United Neighbors says institutional buyers, including Wall Street investment banks, spent a record $77 billion on California single-family homes in the last six months of 2021.
This makes them the ultimate flippers, people or companies who buy homes to hold for a while before reselling them at a big profit.
This is creating high vacancy rates in some places at a time when California is expected to experience a housing shortage. The real shortage is in affordable housing, as 73% of homes licensed in 2020, for a single recent year, were only affordable to households with incomes well over $100,000.
All of this has also led to an increase in the vacancy rate for homes built since 1970, more than 50 years ago. Statewide, the vacancy rate for these “newer” units was 12.4% as of late spring. In Los Angeles County, it was 16.3%, while San Francisco had an overall vacancy rate of 8.7% and more than 40,000 vacant units.
All of this suggests that none of the controversial housing bills eagerly passed by the Legislature in recent years can be effective, including last year’s Senate Bills 9 and 10, which essentially removed R-1 single-family zoning statewide and allowed subdivision of nearly all lots within these zones.
The problem, it seems, is less a lack of housing — especially when California’s population is relatively stable and not growing quickly, if at all — than the fact that wages and house prices have risen. out of sync, partly because of institutional investments. .
This year, Chris Ward, a member of the Democratic State Assembly of San Diego, which recently “won” the ranking of the least affordable city in America, proposed a bill to tax the profits of the house flipping, especially by corporations and pension funds. He died in committee, but deserves to be resurrected.
His bill, known as AB 1771, sought to impose a 25% tax on after-tax profits on capital gains from the resale of a home within three years of its purchase. After that, the rate would have fallen to 20%, then steadily declined before disappearing after seven years.
Taxes collected would have gone to cities, counties and affordable housing funds, Ward said, whose purpose he told a news conference was to discourage equity investors, thereby opening more opportunities for people who plan to live in the homes they buy.
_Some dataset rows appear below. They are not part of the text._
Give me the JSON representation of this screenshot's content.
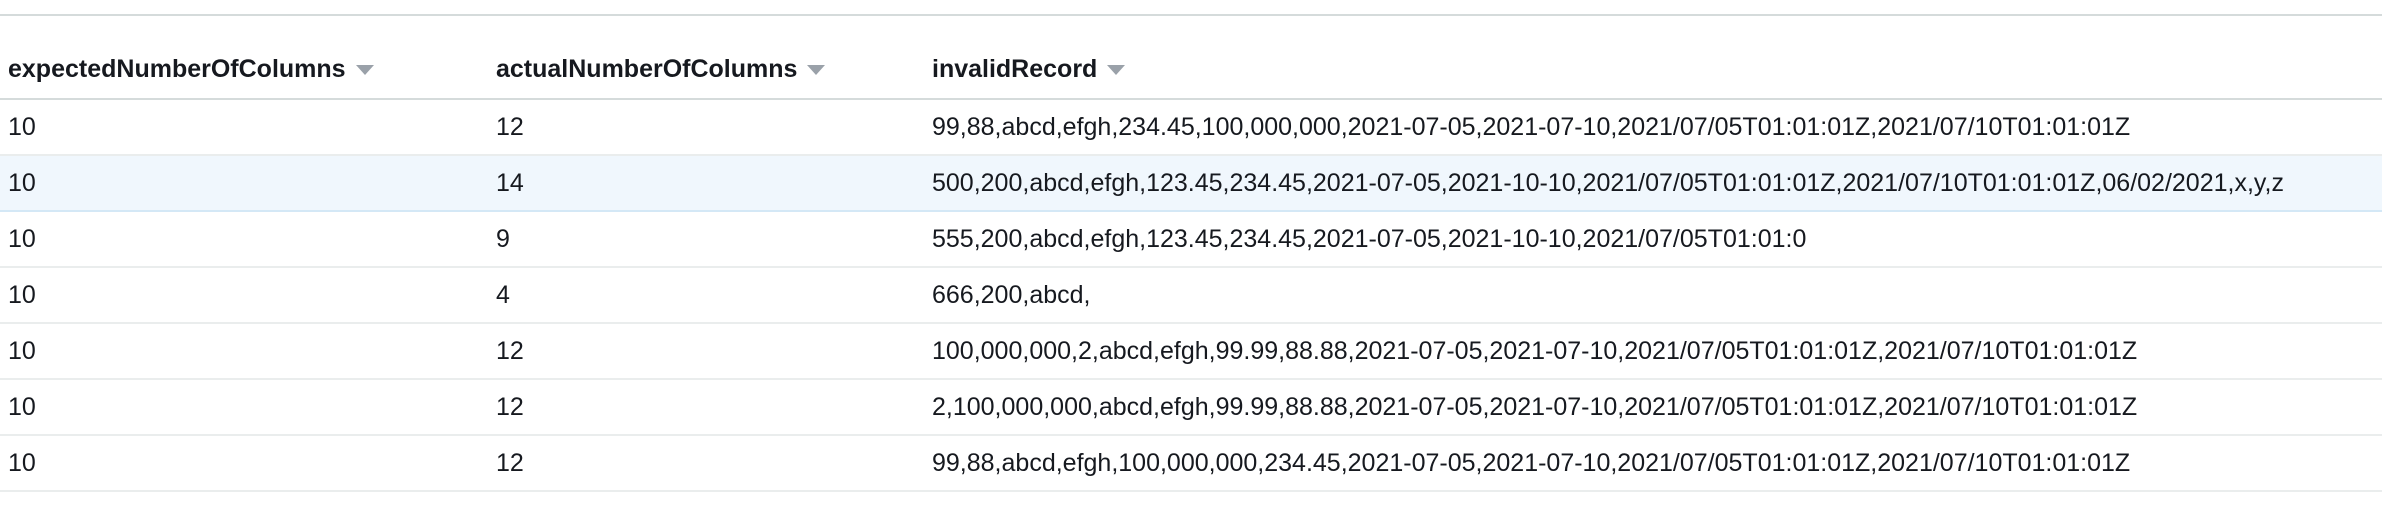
{
  "table": {
    "columns": [
      {
        "label": "expectedNumberOfColumns",
        "icon": "sort-down-icon"
      },
      {
        "label": "actualNumberOfColumns",
        "icon": "sort-down-icon"
      },
      {
        "label": "invalidRecord",
        "icon": "sort-down-icon"
      }
    ],
    "rows": [
      {
        "expected": "10",
        "actual": "12",
        "record": "99,88,abcd,efgh,234.45,100,000,000,2021-07-05,2021-07-10,2021/07/05T01:01:01Z,2021/07/10T01:01:01Z"
      },
      {
        "expected": "10",
        "actual": "14",
        "record": "500,200,abcd,efgh,123.45,234.45,2021-07-05,2021-10-10,2021/07/05T01:01:01Z,2021/07/10T01:01:01Z,06/02/2021,x,y,z"
      },
      {
        "expected": "10",
        "actual": "9",
        "record": "555,200,abcd,efgh,123.45,234.45,2021-07-05,2021-10-10,2021/07/05T01:01:0"
      },
      {
        "expected": "10",
        "actual": "4",
        "record": "666,200,abcd,"
      },
      {
        "expected": "10",
        "actual": "12",
        "record": "100,000,000,2,abcd,efgh,99.99,88.88,2021-07-05,2021-07-10,2021/07/05T01:01:01Z,2021/07/10T01:01:01Z"
      },
      {
        "expected": "10",
        "actual": "12",
        "record": "2,100,000,000,abcd,efgh,99.99,88.88,2021-07-05,2021-07-10,2021/07/05T01:01:01Z,2021/07/10T01:01:01Z"
      },
      {
        "expected": "10",
        "actual": "12",
        "record": "99,88,abcd,efgh,100,000,000,234.45,2021-07-05,2021-07-10,2021/07/05T01:01:01Z,2021/07/10T01:01:01Z"
      }
    ],
    "highlight_color": "#f0f7fd"
  }
}
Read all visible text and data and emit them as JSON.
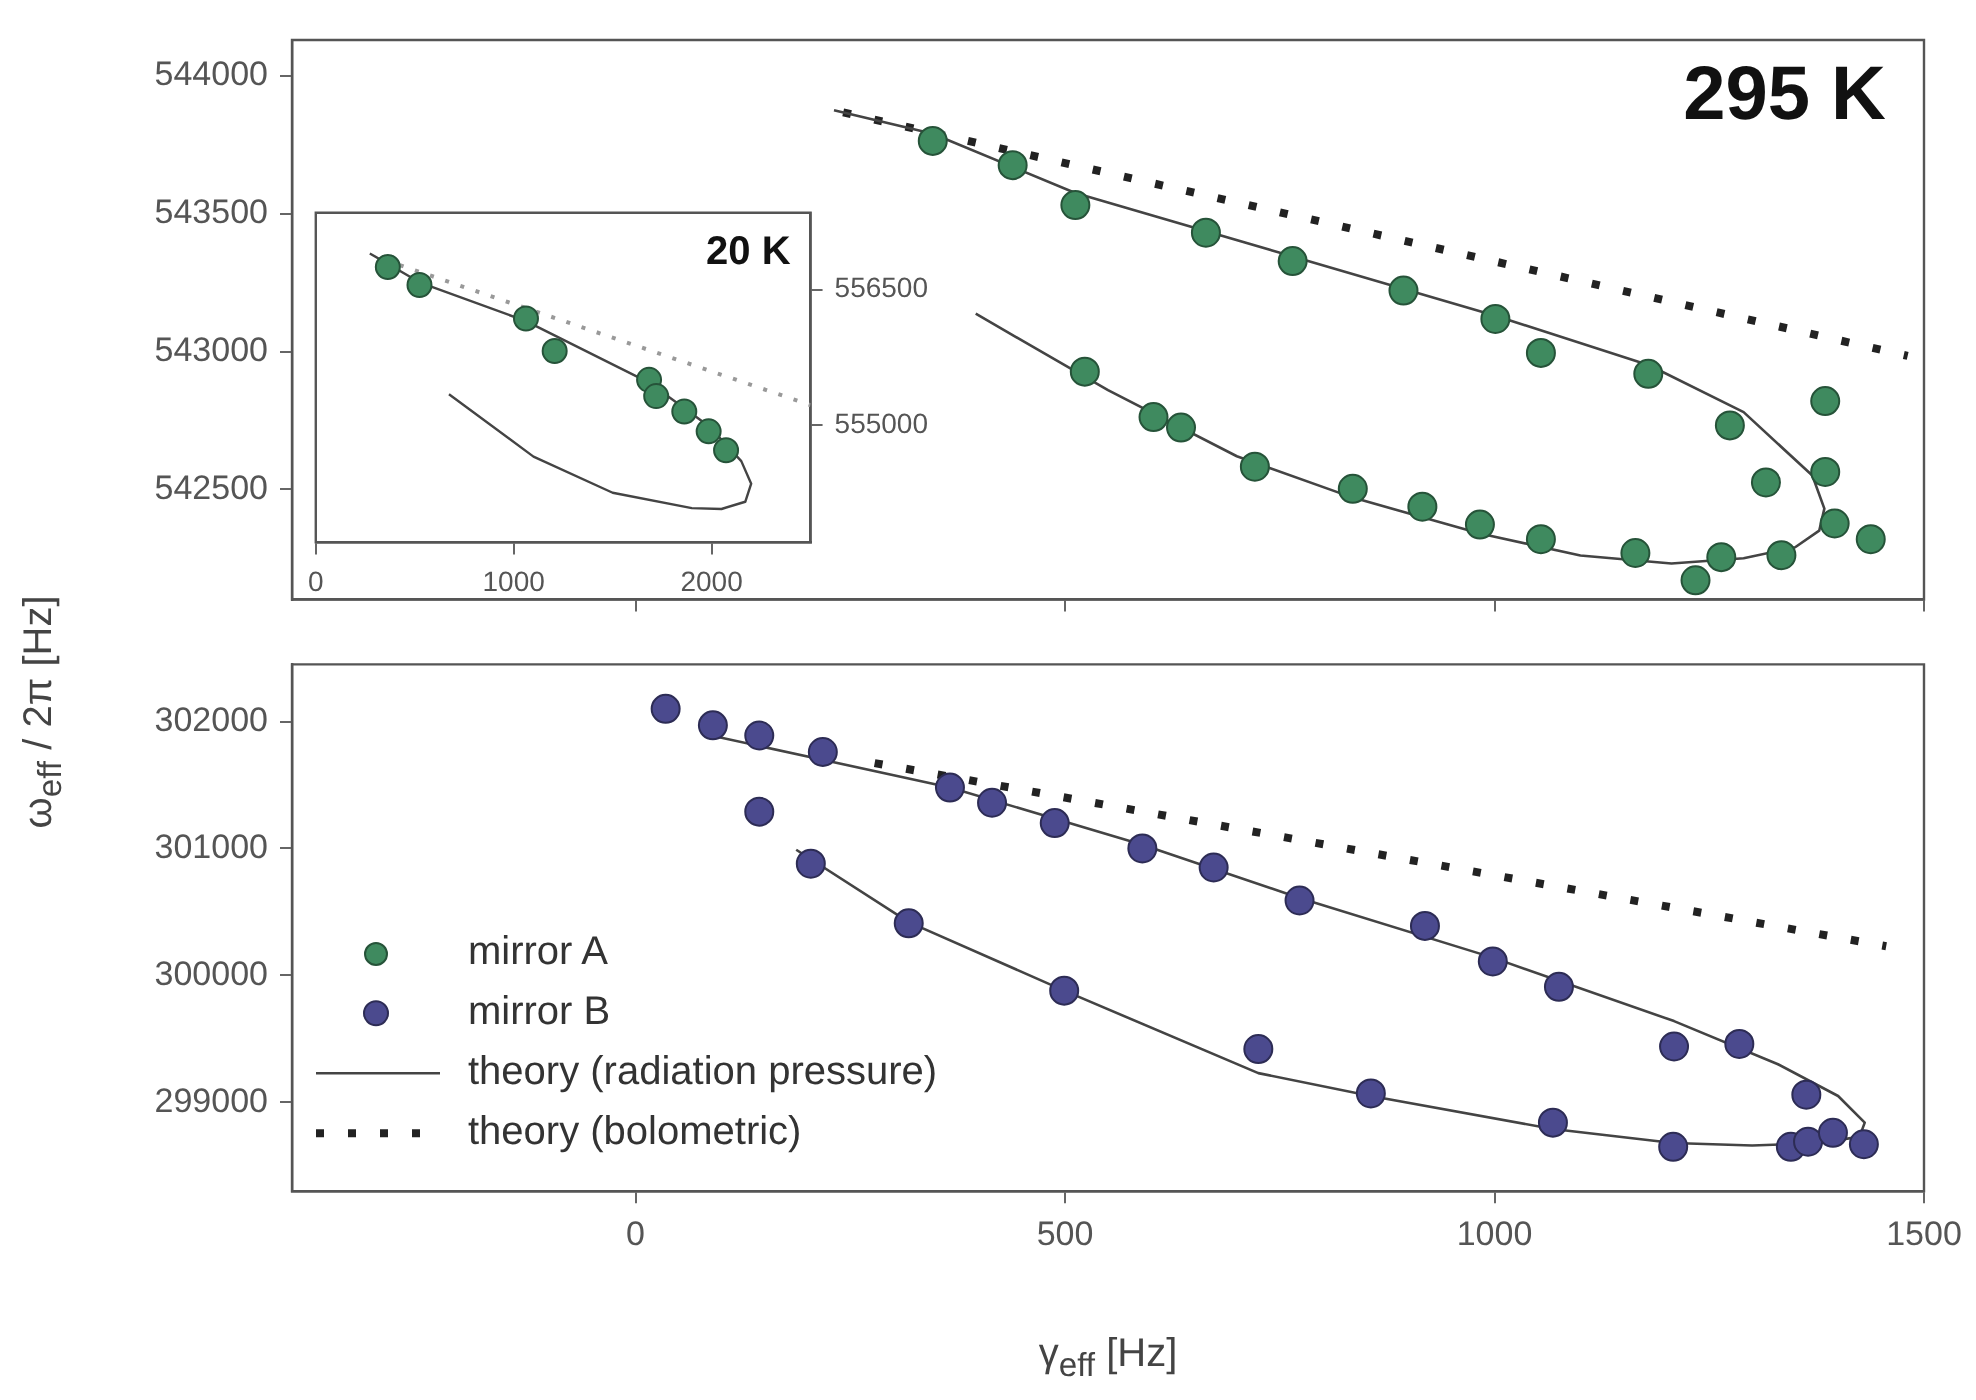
{
  "chart_data": [
    {
      "type": "scatter",
      "annotations": [
        "295 K"
      ],
      "xlim": [
        -400,
        1500
      ],
      "xticks": [
        0,
        500,
        1000,
        1500
      ],
      "ylim": [
        542100,
        544130
      ],
      "yticks": [
        542500,
        543000,
        543500,
        544000
      ],
      "grid": false,
      "tick_labels": "y",
      "series": [
        {
          "name": "mirror A",
          "marker": "circle",
          "color": "#3f8a5f",
          "x": [
            346,
            439,
            512,
            664,
            765,
            894,
            1001,
            1054,
            1179,
            1274,
            1385,
            1385,
            1316,
            1396,
            1438,
            523,
            603,
            635,
            721,
            835,
            916,
            983,
            1054,
            1164,
            1234,
            1264,
            1334
          ],
          "values": [
            543764,
            543676,
            543531,
            543431,
            543328,
            543221,
            543118,
            542995,
            542919,
            542732,
            542820,
            542563,
            542525,
            542376,
            542319,
            542927,
            542762,
            542724,
            542582,
            542502,
            542437,
            542372,
            542319,
            542269,
            542170,
            542254,
            542261
          ]
        },
        {
          "type": "line",
          "color": "#444444",
          "line_style": "solid",
          "x": [
            231,
            346,
            512,
            765,
            1001,
            1180,
            1290,
            1370,
            1384,
            1378,
            1350,
            1290,
            1206,
            1100,
            983,
            835,
            700,
            550,
            396
          ],
          "values": [
            543875,
            543790,
            543575,
            543345,
            543130,
            542950,
            542780,
            542550,
            542430,
            542350,
            542290,
            542250,
            542231,
            542260,
            542340,
            542470,
            542620,
            542860,
            543137
          ]
        },
        {
          "type": "line",
          "color": "#222222",
          "line_style": "dotted",
          "x": [
            231,
            1481
          ],
          "values": [
            543875,
            542984
          ]
        }
      ]
    },
    {
      "type": "scatter",
      "xlabel": "γ$_{eff}$ [Hz]",
      "ylabel": "ω$_{eff}$ / 2π [Hz]",
      "xlim": [
        -400,
        1500
      ],
      "xticks": [
        0,
        500,
        1000,
        1500
      ],
      "ylim": [
        298300,
        302450
      ],
      "yticks": [
        299000,
        300000,
        301000,
        302000
      ],
      "grid": false,
      "legend": "bottom left",
      "series": [
        {
          "name": "mirror B",
          "marker": "circle",
          "color": "#4b4a8e",
          "x": [
            35,
            90,
            144,
            218,
            366,
            415,
            488,
            590,
            673,
            773,
            919,
            998,
            1075,
            1209,
            1285,
            1363,
            144,
            204,
            318,
            499,
            725,
            856,
            1068,
            1208,
            1345,
            1365,
            1394,
            1430
          ],
          "values": [
            302100,
            301970,
            301890,
            301760,
            301480,
            301360,
            301200,
            301000,
            300850,
            300590,
            300390,
            300110,
            299910,
            299440,
            299460,
            299060,
            301290,
            300880,
            300410,
            299880,
            299420,
            299070,
            298840,
            298650,
            298650,
            298690,
            298760,
            298670
          ]
        },
        {
          "name": "theory (radiation pressure)",
          "type": "line",
          "color": "#444444",
          "line_style": "solid",
          "x": [
            88,
            366,
            590,
            773,
            998,
            1209,
            1330,
            1400,
            1431,
            1425,
            1380,
            1300,
            1208,
            1068,
            856,
            725,
            499,
            318,
            187
          ],
          "values": [
            301890,
            301480,
            301030,
            300610,
            300140,
            299640,
            299300,
            299050,
            298840,
            298730,
            298680,
            298660,
            298680,
            298790,
            299050,
            299230,
            299880,
            300420,
            300990
          ]
        },
        {
          "name": "theory (bolometric)",
          "type": "line",
          "color": "#222222",
          "line_style": "dotted",
          "x": [
            256,
            1456
          ],
          "values": [
            301700,
            300230
          ]
        }
      ]
    },
    {
      "type": "scatter",
      "annotations": [
        "20 K"
      ],
      "xlim": [
        0,
        2500
      ],
      "xticks": [
        0,
        1000,
        2000
      ],
      "y2lim": [
        553700,
        557350
      ],
      "y2ticks": [
        555000,
        556500
      ],
      "grid": false,
      "series": [
        {
          "axis": "y2",
          "marker": "circle",
          "color": "#3f8a5f",
          "x": [
            364,
            524,
            1062,
            1207,
            1684,
            1720,
            1862,
            1985,
            2073
          ],
          "values": [
            556750,
            556550,
            556180,
            555820,
            555500,
            555320,
            555150,
            554930,
            554720
          ]
        },
        {
          "type": "line",
          "axis": "y2",
          "color": "#444444",
          "line_style": "solid",
          "x": [
            273,
            524,
            1062,
            1684,
            1985,
            2150,
            2200,
            2170,
            2050,
            1900,
            1500,
            1100,
            673
          ],
          "values": [
            556900,
            556580,
            556150,
            555470,
            554990,
            554600,
            554350,
            554150,
            554070,
            554080,
            554250,
            554650,
            555340
          ]
        },
        {
          "type": "line",
          "axis": "y2",
          "color": "#999999",
          "line_style": "dotted",
          "x": [
            291,
            2500
          ],
          "values": [
            556870,
            555220
          ]
        }
      ]
    }
  ]
}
This would particularly help the availability of mid-priced homes, as institutional buyers are more likely to buy this type of housing than high-end homes, whose appreciation rates are much less stable and predictable, often selling for million less than their asking prices.
The bill has faced opposition from building trades unions, whose workers don’t care much about whether or when the places they build are occupied, as long as paychecks come in time limit.
These unions and the developers they work with have been the main drivers of the recent wave of reckless and unnecessary new housing laws.
Bottom line: Yes, there is a housing crisis, but it’s at least as much about hoarding and the expectation of profit as it is about supply.